Investors can consider buying some when the number of shareholders decreases year-on-year, waiting for the main force to rise.
Shareholders are investors or investors of joint-stock companies. According to the status of shareholders, it can be divided into institutional shareholders and individual shareholders. Institutional shareholders refer to legal persons and other organizations that enjoy shareholder rights. Institutional shareholders include all kinds of companies, all kinds of enterprises owned by the whole people and collectively, all kinds of non-profit legal persons and funds and other institutions and organizations. Individual shareholders refer to ordinary natural person shareholders.
Shareholders are shareholders of a joint stock limited company or a limited liability company, and have the right to attend the shareholders' meeting and have the right to vote. They also refer to investors in other joint ventures.
In the relationship between shareholders and the company, shareholders, as investors, enjoy the owner's right to share profits, make major decisions and choose managers according to their capital contribution (unless otherwise agreed by shareholders).
In the shareholder relationship, all shareholders have equal status. In principle, the same shares have the same rights, but other provisions can be made in the articles of association.
As investors, shareholders have the right to share profits, make major decisions and choose managers. The effect of promoting economic development. Promote the horizontal financing of funds and the horizontal connection of economy, and improve the overall efficiency of resource allocation.
Note: the State Council or the local people's government entrusts the state-owned assets supervision and administration institution of the people's government at the corresponding level to perform the investor's duties for a wholly state-owned company.

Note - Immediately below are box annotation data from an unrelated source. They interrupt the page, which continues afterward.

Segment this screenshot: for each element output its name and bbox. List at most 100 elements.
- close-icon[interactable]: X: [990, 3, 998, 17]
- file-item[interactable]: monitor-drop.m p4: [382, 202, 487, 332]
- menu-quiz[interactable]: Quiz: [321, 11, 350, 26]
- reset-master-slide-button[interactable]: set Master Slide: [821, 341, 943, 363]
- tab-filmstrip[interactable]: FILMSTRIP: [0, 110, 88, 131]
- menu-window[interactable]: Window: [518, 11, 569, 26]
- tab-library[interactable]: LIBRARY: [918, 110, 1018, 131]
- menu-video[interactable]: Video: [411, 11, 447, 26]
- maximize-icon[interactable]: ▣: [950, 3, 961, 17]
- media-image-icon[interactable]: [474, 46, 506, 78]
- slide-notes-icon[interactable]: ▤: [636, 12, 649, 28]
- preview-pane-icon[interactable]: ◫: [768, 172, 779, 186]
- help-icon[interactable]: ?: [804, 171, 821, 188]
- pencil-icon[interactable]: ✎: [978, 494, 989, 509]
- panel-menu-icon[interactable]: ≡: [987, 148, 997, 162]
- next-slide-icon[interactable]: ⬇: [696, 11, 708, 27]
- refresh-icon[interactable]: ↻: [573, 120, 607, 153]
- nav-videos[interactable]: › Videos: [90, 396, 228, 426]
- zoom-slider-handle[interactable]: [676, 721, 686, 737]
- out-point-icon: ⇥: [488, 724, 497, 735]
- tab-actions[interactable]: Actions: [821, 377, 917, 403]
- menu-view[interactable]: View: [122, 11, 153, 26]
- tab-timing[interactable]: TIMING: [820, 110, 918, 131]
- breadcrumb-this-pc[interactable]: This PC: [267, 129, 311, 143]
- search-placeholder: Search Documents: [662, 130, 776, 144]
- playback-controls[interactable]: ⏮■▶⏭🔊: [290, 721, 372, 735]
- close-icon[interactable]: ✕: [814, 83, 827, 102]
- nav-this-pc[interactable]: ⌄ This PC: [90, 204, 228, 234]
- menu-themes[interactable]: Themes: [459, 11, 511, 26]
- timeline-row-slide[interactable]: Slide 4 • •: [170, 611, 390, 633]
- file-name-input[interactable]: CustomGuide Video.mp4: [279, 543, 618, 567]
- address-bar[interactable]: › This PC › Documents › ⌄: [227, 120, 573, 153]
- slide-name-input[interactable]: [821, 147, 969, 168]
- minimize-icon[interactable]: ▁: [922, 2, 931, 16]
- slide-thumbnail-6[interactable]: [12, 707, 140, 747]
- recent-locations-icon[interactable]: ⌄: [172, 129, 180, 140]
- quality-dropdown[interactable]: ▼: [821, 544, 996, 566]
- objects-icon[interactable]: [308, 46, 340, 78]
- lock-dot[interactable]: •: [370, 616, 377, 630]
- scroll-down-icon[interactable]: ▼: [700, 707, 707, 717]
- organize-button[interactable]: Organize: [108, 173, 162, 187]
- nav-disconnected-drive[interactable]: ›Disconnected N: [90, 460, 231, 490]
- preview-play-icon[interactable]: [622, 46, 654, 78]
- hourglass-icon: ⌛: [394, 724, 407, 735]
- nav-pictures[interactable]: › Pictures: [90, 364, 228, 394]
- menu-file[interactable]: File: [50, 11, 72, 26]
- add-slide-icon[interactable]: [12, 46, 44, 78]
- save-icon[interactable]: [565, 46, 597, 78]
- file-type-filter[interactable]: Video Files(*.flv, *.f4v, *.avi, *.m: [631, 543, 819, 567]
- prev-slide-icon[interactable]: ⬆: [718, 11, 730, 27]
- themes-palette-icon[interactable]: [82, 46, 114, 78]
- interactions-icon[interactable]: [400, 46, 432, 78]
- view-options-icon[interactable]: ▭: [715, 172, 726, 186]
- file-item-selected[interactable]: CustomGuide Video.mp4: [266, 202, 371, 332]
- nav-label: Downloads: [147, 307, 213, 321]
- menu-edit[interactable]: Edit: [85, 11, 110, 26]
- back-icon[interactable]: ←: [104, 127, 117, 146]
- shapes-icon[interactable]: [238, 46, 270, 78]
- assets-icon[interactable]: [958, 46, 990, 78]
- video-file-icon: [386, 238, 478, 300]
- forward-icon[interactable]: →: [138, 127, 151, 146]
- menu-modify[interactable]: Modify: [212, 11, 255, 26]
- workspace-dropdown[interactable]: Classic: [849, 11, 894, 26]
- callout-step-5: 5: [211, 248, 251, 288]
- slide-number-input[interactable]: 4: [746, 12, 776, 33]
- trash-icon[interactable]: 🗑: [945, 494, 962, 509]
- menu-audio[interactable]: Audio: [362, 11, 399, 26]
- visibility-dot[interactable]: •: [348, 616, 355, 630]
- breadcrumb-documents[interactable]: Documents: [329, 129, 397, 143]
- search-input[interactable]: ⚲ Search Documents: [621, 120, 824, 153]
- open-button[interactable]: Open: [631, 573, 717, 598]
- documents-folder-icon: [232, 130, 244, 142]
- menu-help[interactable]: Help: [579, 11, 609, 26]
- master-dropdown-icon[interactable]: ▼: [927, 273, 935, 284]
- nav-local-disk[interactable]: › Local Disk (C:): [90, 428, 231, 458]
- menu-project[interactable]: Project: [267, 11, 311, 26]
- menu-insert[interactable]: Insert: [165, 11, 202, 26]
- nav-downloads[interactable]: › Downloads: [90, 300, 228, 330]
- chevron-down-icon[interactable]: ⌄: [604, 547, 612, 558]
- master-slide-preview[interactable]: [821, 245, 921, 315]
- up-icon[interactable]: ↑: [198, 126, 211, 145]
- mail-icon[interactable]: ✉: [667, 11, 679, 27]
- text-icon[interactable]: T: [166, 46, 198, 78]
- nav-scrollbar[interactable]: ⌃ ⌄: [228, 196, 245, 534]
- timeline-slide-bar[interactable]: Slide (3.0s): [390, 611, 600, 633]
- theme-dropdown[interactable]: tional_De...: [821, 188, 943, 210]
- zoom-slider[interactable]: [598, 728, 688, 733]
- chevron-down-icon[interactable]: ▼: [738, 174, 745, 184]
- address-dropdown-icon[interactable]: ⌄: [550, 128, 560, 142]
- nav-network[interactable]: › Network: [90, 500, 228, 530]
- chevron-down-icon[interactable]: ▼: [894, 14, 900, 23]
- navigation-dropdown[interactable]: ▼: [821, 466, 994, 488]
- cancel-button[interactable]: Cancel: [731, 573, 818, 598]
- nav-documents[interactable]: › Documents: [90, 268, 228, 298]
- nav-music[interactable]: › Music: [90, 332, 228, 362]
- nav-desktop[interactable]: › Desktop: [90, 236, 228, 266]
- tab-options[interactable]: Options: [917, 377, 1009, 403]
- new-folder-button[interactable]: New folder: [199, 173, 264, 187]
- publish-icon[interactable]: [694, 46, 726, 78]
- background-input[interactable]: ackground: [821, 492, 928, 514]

The loss of shareholder qualification refers to the loss of shareholder qualification due to legal reasons or legal procedures.
Shareholders have the right to attend (or entrust a representative to attend) the shareholders' (general) meeting, and exercise the right to vote and discuss according to the proportion of capital contribution or other agreements. The Company Law also gives the right to request the cancellation of illegal resolutions, stipulating that if the convening procedures and voting methods of the shareholders' meeting or the shareholders' general meeting or the board of directors violate laws, administrative regulations or the company's articles of association, or the contents of the resolution violate the company's articles of association, the shareholders may request the people's court to cancel it within 60 days from the date of making the resolution.
The company's shares are bought and sold through equity transactions, causing changes in shareholders. The equity change of a limited liability company must sign an equity transfer agreement and file it with the Administration for Industry and Commerce.